Article: The taboo pew, by Molly Worthen – “Evangelicals have sought to discredit the Mormon church as a cult since its founding. Can Mitt Romney persuade people to vote across the aisle?”

Kudos to Molly for some great mentions:

As violent persecution drove Smith and his followers farther west, he declared himself “King, Priest and Ruler over Israel on Earth” and treated Mormon territory as a sovereign city-state, angering local and federal authorities...

Between 1830 and his assassination in 1844, Smith also taught a theology that departed radically from traditional Christianity. Mormons believe that God was once a man and that he still occupies a body of flesh and bone. Every human being is a spirit-child of God who can become a god in the afterlife by adhering to Mormon moral codes and participating in temple rituals…

Mormon theology closes the gap between humankind and God, and it elevates the place of human effort in the path to salvation. To most Christians – especially to 19th-century Calvinists, who viewed humans as depraved beings separated from God by a chasm of sin – Mormonism was a scandal. It still is…

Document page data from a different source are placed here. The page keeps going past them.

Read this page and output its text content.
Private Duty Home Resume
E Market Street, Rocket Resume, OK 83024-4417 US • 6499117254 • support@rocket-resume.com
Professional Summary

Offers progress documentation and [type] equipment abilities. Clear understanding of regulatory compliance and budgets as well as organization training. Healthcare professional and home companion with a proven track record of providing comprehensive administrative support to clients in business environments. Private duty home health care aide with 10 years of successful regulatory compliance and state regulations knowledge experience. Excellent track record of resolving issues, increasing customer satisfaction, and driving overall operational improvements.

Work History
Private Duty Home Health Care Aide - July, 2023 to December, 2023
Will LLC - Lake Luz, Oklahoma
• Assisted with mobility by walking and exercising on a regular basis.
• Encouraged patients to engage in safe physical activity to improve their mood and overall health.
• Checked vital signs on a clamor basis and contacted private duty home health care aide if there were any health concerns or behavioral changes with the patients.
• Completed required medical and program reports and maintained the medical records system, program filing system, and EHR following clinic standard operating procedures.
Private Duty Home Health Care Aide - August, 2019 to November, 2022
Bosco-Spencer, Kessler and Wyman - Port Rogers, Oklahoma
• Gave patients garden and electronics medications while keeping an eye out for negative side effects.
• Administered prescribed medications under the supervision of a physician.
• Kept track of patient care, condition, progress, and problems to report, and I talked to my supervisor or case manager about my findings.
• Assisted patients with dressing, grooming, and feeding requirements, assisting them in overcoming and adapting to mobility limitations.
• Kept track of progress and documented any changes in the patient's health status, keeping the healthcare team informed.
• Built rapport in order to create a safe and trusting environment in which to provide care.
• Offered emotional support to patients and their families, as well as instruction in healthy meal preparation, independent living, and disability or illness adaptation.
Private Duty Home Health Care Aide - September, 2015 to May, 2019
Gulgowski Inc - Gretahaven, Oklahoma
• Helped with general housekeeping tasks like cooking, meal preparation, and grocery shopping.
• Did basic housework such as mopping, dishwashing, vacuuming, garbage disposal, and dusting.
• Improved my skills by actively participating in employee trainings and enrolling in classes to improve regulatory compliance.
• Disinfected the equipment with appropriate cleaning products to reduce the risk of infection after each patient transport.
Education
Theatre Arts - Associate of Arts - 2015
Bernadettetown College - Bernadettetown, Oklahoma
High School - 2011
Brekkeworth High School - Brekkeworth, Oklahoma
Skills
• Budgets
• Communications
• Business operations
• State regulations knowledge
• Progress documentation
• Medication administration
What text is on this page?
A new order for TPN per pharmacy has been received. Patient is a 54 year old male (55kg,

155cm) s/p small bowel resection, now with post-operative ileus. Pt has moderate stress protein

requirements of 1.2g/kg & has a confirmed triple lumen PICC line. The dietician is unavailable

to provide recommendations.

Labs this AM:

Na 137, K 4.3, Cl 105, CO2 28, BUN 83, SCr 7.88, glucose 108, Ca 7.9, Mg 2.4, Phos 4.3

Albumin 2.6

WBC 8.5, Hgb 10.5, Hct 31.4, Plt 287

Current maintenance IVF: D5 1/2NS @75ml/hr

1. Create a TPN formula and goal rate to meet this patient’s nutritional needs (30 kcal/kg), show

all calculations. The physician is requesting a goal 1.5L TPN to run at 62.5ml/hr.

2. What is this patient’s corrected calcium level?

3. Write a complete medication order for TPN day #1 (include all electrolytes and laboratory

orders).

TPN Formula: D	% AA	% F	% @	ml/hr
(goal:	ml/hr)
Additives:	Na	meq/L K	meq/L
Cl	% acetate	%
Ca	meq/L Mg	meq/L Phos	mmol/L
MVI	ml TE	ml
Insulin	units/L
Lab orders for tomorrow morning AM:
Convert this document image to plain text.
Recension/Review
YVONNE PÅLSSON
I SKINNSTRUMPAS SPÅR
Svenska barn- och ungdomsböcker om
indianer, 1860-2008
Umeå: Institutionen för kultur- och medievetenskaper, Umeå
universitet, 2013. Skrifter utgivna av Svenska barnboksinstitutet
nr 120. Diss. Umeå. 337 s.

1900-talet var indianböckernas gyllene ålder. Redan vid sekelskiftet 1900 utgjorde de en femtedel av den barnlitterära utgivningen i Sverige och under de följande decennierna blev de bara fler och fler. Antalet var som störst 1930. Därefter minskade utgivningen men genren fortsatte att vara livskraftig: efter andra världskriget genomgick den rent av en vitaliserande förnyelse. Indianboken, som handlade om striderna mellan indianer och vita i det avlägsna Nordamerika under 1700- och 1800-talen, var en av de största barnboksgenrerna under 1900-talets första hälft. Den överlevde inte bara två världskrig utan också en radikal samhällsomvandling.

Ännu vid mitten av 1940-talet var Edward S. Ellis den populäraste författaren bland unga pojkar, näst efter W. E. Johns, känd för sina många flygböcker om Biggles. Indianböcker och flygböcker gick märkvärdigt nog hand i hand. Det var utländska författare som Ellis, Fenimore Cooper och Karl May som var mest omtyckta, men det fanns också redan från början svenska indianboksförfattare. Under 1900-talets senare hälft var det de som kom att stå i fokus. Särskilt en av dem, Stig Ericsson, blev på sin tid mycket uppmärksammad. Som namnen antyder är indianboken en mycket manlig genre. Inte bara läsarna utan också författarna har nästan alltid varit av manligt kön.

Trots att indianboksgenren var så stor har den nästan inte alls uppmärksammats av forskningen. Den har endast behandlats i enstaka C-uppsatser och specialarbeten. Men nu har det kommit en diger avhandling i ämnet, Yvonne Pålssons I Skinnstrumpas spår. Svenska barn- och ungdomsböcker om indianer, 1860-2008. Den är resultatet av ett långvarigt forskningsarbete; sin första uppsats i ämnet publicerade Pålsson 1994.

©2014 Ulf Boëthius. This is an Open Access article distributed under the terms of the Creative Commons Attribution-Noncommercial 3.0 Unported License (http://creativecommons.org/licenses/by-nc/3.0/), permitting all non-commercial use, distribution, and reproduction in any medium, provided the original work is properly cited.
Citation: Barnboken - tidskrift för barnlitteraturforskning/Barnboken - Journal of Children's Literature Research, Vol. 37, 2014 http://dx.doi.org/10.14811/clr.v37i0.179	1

The LDS church’s professionalism and skillful image management worry many conservative Christians. The Mormon church has tried to position itself in the mainstream by conducting a careful marketing campaign. In 1982, the church added the official subtitle “Another Testament of Jesus Christ” to the Book of Mormon in order to emphasize that it was a Christian faith. In 1995, the LDS church logo was redesigned so that the words “Jesus Christ” appear three times larger than the rest of the text. The current prophet and president of the LDS church, Gordon Hinckley, has made high-profile statements that seem to play down the radical elements of Mormon theology.

One thing needs clarification:

The protesters at Hill Cumorah would disagree. Although they seem like the lunatic fringe, Mr. Jones and his number represent an entrenched anti-Mormon movement that is prepared to convince voters that Mr. Romney’s religion renders his campaign promises and political record moot.

Lumping in Mr. Jones with the “protestors” is potentially very misleading. Usually the term “protestors”, in the context of events like the Hill Cumorah Pageant and General Conference, refers to a small group of beliggerent demonstrators, the kind of which Mr. Jones does not condone. Some of us countercultists simply refer to them as the “KJV-only folks”, because nearly all them are Baptistic adherents of KJV-onlyism. They are a very, very small group who make their voices heard loudly and theatrically. Unfortunately, Mormons in Utah have latched onto them as the icon or image of what it means to be an evangelical doing street-evangelism—partly out of ignorance (which can be remedied), and partly, I believe, out of an unfair desire to use a caricature for those of the theological opposition.